Only let me tell you, that grip he had on my wrist? It was like iron. Iron.

And even worse, thanks to my having encouraged him by kissing him back a little, half his body ended up over mine, pressing me back onto the bed and probably wrinkling Dr. Slaski's thesis pretty badly. I know it wasn't doing any good for my Calvin Klein jean skirt.

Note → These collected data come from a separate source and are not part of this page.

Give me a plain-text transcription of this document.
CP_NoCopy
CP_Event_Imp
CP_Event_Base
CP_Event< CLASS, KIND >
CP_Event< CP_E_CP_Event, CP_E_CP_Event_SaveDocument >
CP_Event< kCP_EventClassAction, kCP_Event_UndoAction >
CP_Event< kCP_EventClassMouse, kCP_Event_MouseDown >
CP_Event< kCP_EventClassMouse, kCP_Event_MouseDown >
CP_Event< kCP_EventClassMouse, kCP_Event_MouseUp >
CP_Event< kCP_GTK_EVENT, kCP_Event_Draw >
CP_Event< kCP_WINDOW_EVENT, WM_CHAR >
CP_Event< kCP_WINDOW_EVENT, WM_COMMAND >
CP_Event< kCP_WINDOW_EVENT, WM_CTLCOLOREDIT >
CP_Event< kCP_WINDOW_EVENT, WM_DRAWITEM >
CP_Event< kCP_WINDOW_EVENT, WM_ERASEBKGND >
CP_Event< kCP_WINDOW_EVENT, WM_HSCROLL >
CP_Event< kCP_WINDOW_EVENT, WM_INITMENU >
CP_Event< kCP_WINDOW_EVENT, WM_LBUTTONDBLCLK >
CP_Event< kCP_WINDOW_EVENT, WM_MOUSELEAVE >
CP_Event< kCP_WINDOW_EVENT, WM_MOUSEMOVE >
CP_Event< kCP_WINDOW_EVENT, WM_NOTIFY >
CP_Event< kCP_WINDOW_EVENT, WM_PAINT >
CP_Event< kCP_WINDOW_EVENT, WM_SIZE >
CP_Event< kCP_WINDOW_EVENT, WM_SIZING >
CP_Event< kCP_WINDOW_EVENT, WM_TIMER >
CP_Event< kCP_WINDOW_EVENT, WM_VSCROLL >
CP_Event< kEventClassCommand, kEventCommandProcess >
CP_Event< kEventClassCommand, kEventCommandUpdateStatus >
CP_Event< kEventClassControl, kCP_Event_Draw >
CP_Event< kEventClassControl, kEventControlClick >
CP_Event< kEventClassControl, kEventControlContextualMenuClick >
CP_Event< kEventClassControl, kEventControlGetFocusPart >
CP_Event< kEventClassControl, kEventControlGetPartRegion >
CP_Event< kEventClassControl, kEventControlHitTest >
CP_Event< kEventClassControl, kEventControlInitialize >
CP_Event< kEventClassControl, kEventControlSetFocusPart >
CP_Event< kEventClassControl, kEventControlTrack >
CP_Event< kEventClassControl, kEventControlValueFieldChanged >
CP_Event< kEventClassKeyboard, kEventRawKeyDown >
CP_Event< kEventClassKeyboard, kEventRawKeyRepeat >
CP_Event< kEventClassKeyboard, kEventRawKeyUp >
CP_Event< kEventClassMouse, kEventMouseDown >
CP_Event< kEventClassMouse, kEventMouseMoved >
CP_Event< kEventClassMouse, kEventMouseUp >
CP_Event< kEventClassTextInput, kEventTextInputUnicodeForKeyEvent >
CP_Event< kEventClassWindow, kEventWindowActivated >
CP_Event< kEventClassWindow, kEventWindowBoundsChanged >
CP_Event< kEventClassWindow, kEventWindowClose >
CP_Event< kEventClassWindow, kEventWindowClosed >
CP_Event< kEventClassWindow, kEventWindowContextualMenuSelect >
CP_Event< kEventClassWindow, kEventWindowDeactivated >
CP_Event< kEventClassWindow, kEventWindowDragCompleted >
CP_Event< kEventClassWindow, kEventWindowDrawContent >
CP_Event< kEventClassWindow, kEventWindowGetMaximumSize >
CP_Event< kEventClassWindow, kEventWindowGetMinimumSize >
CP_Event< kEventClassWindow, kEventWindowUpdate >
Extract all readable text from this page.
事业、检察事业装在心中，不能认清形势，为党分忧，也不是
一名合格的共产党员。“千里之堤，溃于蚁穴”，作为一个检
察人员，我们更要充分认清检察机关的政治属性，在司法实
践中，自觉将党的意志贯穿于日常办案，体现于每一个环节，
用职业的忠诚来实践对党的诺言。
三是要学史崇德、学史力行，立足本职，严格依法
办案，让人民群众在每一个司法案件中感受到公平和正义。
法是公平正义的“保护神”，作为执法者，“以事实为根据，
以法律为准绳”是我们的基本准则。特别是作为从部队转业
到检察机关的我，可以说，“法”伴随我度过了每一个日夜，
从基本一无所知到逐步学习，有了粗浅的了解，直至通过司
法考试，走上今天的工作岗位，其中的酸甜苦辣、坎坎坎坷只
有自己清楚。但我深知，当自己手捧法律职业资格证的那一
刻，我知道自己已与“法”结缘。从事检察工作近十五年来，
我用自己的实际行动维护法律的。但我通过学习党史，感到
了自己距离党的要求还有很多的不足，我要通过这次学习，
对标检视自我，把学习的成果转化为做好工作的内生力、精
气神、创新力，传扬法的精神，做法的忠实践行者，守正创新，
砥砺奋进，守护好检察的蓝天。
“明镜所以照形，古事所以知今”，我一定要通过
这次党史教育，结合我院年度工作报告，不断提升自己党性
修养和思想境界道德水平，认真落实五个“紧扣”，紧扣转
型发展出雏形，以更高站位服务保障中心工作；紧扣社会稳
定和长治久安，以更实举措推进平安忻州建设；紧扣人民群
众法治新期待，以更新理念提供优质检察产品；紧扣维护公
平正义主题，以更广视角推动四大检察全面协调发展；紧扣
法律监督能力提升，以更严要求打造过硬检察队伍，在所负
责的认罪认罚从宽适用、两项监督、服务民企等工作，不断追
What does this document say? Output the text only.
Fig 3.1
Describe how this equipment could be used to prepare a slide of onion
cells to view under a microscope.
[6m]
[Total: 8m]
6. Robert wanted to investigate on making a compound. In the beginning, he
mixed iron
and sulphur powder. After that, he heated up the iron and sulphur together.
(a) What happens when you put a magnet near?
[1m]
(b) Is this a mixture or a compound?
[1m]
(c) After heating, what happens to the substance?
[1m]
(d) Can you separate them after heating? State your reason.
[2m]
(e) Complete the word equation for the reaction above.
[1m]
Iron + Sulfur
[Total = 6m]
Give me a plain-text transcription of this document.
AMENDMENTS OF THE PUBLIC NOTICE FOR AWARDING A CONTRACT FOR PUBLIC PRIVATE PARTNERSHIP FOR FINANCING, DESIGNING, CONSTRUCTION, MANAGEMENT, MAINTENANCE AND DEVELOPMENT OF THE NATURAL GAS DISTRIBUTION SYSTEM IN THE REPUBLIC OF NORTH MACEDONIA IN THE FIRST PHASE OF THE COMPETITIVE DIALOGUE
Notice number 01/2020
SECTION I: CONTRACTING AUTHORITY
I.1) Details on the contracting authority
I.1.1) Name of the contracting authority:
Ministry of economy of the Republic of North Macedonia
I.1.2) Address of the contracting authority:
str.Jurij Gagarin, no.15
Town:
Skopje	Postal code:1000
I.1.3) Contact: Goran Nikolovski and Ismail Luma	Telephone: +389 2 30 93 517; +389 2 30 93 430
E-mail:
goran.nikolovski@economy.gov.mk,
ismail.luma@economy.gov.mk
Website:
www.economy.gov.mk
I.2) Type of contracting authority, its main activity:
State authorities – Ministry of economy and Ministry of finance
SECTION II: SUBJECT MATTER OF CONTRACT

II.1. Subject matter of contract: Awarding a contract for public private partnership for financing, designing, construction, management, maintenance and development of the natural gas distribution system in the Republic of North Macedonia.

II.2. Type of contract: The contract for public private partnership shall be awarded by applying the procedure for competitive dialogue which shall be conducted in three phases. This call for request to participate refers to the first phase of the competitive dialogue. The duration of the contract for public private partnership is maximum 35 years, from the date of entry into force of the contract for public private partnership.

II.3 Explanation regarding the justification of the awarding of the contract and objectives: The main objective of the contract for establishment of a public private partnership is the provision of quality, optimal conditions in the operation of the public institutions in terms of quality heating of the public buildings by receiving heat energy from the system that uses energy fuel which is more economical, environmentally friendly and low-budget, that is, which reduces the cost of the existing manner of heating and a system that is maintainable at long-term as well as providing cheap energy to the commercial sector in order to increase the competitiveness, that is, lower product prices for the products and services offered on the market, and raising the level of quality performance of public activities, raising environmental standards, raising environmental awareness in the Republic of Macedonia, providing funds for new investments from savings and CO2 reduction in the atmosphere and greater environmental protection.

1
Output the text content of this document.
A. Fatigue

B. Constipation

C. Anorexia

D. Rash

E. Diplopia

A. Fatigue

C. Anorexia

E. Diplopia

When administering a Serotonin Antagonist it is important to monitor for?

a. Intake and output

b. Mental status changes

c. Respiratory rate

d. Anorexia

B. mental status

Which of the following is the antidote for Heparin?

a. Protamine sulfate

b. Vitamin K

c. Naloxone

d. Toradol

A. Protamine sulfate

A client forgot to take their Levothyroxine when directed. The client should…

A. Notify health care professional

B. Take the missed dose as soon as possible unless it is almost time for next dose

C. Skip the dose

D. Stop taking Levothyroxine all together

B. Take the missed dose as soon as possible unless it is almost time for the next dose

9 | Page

So then I had like a hundred and eighty pounds or something of seventeen-year-old guy on top of me, which is not, you know, any picnic, when it isn't the guy you want to be on top of you. Or even if it is, but you are doing your best to stay true to someone else . . . someone who, to the best of your knowledge, doesn't even want you. But whatever.

I managed to wrestle my lips away from Paul's long enough to say in a sort of strangled voice since he was crushing my lungs, "Get off me."

"Come on, Suze," he said in a tone that, I'm sorry to say, sounded as if it were heavy. With passion. Or something, anyway. I'm even more sorry to say that the sound of it thrilled along every nerve in my body. I mean, that passion was for me. Me, Suze Simon, about whom no guy had ever felt all that passionate. At least so far as I knew. "Don't tell me you haven't been thinking about this all afternoon."

"Actually," I said, pleased that I was able to answer this one truthfully. "I really haven't. Now get off me."

But Paul just went on kissing me - not on the mouth, because I had fully turned my head away, but on my neck and, at one point, part of one of my ears.

"Is this about the student government thing?" he asked between kisses. "Because I could care less about being vice president of your stupid class. If you're mad about it, just say the word, and I'll drop out of the race."

"No, this has nothing to do with the student government thing," I said, still trying to wrench my wrist from his fingers and also to keep my neck away from his mouth. His lips seemed to have a curious effect on the skin of my throat. They made it feel like it was on fire.

"Oh, God. It's not Jesse, is it?" I could feel Paul's groan reverberate through his entire body. "Give it up, Suze. The guy's dead."

"1 didn't say it had anything to do with Jesse." I sounded defensive, but I didn't care. "Did you hear me say it had anything to do with Jesse?"

"You didn't have to," Paul said. "It's written all over your face. Suze, think about it. Where's it going to go with the guy, anyway? I mean, you're going to get older, and he's going to stay exactly the age he was when he croaked. And what, he's going to take you to the prom? How about movies? You guys go to the movies together? Who drives? Who pays?"